En plus de ses activités scientifiques, Cuvier eut un rôle important dans les domaines de l’éducation et dans la réforme de l’Université engagée par Napoléon. Inspecteur de l’instruction Publique en 1802, puis conseiller de l’Université, il organise les lycées de Marseille et Bordeaux et Nice. En 1810 il réorganise les Académies de l’Italie supérieure, puis les grandes écoles dans les départements français de la Basse-Allemagne et des Pays-Bas. En 1813 il restaure l’instruction publique dans les États pontificaux et institue en France les comités cantonaux pour la direction des écoles primaires.
Un homme de pouvoir
Il accumule les responsabilités et les distinctions. Secrétaire perpétuel de l’Académie des Sciences, il est fait Maître des requêtes en 1813, puis nommé Conseiller d’État par Louis XVIII en 1814, et en 1819 il est président de la section de l’intérieur au Conseil d’État. Baron en 1818, élu à l’Académie Française (où il accueillera en 1830 Lamartine), il fut, comme libéral constitutionnel, nommé en 1820 grand maître de l’Université, charge dont il démissionne rapidement. Il s’opposa à l’entrée des Jésuites à l’Université, et refusa d’être le censeur de la presse sous Charles X, qui l’avait élevé à la dignité de Grand Officier de la Légion d’Honneur. Il entre à la chambre des pairs sous la Monarchie de juillet, fut président du Conseil d’État, tout en continuant à être professeur au Collège de France. Son frère Frédéric lui succéda dans ses fonctions au Conseil d’État et à la direction des cultes.
Un fidèle du luthéranisme
Il intervient auprès de Napoléon pour l’organisation du culte luthérien à Paris, qui fut installé en 1806 à l’Oratoire des Billettes. En 1824, il est chargé des Facultés de théologie protestante, et en 1828 de la direction des cultes non catholiques ; il favorise la création de nombreux postes pastoraux, en particulier dans le pays de Montbéliard. Sa fille Clémentine s’est beaucoup dépensée dans les œuvres protestantes.

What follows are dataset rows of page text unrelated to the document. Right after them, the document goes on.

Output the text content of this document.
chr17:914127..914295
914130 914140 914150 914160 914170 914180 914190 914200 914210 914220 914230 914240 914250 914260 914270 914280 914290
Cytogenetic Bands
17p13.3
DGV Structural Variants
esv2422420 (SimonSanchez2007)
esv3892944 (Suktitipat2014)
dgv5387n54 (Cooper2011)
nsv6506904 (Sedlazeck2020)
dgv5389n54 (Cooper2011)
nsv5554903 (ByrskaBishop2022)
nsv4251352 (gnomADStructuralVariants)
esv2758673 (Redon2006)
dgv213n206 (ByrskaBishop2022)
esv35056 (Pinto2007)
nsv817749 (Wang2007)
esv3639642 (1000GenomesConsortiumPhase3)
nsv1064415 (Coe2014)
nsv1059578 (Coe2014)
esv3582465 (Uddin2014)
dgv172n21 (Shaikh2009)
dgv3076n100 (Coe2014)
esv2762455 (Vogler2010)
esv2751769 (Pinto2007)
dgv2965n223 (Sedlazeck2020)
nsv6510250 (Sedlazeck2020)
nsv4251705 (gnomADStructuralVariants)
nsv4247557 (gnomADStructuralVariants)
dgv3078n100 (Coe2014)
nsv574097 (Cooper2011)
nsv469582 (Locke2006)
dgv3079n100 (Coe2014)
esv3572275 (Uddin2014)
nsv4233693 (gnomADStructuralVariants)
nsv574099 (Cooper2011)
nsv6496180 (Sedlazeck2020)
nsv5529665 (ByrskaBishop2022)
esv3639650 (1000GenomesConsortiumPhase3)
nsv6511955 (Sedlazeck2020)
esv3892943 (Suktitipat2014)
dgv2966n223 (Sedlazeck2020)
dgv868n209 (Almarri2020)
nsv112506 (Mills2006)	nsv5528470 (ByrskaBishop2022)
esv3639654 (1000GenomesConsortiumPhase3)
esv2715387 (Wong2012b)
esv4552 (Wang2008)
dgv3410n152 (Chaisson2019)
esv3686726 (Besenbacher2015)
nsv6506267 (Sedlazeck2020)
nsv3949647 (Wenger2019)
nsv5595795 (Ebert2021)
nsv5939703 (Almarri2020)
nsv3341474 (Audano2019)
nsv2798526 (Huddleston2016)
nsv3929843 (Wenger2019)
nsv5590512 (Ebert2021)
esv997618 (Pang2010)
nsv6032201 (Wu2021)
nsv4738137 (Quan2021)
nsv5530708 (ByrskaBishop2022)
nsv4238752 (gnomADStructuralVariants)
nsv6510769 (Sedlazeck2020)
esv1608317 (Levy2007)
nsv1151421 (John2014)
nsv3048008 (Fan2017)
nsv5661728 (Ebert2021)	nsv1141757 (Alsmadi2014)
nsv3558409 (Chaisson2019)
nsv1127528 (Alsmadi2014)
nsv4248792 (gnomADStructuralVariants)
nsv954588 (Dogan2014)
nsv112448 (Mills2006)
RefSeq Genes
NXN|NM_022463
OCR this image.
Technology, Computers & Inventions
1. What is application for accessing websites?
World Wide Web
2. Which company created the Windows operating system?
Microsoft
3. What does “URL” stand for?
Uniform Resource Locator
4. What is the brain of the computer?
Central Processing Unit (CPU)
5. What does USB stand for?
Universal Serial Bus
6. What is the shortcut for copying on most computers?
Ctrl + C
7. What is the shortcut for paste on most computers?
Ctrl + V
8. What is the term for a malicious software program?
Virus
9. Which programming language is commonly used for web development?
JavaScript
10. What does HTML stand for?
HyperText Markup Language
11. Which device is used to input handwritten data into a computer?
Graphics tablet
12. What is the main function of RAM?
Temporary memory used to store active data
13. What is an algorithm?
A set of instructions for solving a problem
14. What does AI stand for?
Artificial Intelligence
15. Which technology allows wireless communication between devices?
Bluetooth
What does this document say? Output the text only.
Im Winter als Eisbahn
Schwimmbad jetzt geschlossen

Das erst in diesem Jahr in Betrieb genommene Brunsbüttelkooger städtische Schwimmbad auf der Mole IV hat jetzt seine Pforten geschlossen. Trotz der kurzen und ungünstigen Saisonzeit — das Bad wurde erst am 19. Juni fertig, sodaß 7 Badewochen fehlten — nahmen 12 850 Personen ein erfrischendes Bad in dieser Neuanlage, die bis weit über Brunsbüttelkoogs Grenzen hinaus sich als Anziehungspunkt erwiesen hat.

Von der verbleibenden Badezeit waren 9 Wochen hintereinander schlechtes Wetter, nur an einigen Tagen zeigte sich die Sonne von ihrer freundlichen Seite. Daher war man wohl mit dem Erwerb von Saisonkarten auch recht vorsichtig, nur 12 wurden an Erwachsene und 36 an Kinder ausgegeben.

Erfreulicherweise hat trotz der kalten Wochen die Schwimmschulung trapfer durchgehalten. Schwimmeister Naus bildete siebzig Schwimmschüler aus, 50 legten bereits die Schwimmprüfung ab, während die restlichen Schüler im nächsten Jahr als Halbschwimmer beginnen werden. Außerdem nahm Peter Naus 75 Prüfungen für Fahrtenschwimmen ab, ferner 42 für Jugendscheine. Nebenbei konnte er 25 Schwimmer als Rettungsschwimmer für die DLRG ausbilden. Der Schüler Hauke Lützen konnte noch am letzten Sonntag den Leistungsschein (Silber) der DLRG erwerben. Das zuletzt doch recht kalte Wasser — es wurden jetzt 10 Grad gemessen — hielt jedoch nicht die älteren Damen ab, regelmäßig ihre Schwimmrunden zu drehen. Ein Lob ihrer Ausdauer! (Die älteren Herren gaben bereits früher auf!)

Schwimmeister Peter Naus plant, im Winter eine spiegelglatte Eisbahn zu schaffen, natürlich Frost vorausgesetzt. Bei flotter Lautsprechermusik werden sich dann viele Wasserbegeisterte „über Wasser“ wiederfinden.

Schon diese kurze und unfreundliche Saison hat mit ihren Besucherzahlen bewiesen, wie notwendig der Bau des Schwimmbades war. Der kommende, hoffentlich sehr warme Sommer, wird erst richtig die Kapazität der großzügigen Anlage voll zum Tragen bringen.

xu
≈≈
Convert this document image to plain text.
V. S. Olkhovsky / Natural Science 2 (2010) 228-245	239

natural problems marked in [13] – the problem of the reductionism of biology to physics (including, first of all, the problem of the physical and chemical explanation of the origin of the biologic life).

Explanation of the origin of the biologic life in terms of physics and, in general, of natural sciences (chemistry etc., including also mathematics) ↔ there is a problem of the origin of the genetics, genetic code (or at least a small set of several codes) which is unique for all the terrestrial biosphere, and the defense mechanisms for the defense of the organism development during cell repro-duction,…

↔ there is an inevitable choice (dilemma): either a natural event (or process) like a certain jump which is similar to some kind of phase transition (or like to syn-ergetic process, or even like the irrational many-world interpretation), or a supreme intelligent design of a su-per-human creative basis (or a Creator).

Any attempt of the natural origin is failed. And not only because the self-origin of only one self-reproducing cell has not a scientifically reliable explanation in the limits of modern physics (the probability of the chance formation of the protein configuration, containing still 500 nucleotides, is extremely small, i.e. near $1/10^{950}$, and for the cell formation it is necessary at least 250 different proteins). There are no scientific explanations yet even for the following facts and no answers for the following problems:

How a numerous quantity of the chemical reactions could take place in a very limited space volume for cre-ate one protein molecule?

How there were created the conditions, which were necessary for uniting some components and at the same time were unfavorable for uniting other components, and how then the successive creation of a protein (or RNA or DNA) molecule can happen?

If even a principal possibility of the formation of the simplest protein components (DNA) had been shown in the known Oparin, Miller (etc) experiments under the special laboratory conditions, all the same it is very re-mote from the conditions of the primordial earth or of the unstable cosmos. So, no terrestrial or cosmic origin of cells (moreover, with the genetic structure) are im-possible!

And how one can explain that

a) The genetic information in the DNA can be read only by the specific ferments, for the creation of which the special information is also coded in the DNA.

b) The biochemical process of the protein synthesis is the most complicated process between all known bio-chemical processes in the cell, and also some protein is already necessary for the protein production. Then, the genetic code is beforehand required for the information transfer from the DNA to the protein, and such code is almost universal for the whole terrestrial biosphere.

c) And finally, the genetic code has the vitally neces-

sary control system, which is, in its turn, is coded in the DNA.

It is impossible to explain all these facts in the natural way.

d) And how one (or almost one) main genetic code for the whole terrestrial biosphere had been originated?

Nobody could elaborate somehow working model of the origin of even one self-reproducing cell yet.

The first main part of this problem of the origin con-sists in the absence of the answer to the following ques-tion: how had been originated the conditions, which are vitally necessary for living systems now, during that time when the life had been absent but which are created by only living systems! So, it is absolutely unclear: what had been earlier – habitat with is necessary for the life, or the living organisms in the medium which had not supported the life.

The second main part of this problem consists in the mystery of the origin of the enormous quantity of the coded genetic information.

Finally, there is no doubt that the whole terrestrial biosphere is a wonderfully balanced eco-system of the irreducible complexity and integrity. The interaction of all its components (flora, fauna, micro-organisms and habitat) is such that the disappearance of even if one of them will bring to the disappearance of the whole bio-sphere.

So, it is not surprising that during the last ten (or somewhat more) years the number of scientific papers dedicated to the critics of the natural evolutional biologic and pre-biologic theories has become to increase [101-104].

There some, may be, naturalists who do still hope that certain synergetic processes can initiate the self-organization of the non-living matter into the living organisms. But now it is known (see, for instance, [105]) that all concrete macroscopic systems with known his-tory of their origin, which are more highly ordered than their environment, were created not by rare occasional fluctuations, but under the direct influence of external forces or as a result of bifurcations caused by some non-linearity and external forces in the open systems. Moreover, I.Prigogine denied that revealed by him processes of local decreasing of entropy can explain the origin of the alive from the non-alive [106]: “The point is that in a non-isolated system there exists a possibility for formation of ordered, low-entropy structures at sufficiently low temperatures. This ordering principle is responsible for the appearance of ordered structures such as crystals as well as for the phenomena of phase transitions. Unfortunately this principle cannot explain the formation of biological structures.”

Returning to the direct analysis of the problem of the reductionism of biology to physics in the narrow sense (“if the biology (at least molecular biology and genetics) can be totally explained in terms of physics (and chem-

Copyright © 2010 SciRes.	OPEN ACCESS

On connaît la phrase de Balzac sur l’homme qu’il mettait sur le même plan que Napoléon : « Cuvier qui a épousé le globe ». Avec son esprit souvent ironique et son caractère autoritaire, l’influence de Cuvier fut considérable.
Sa mort brutale reste mal élucidée, souvent rapportée au choléra. Ses obsèques, suivis par une foule considérable, furent un triomphe romantique.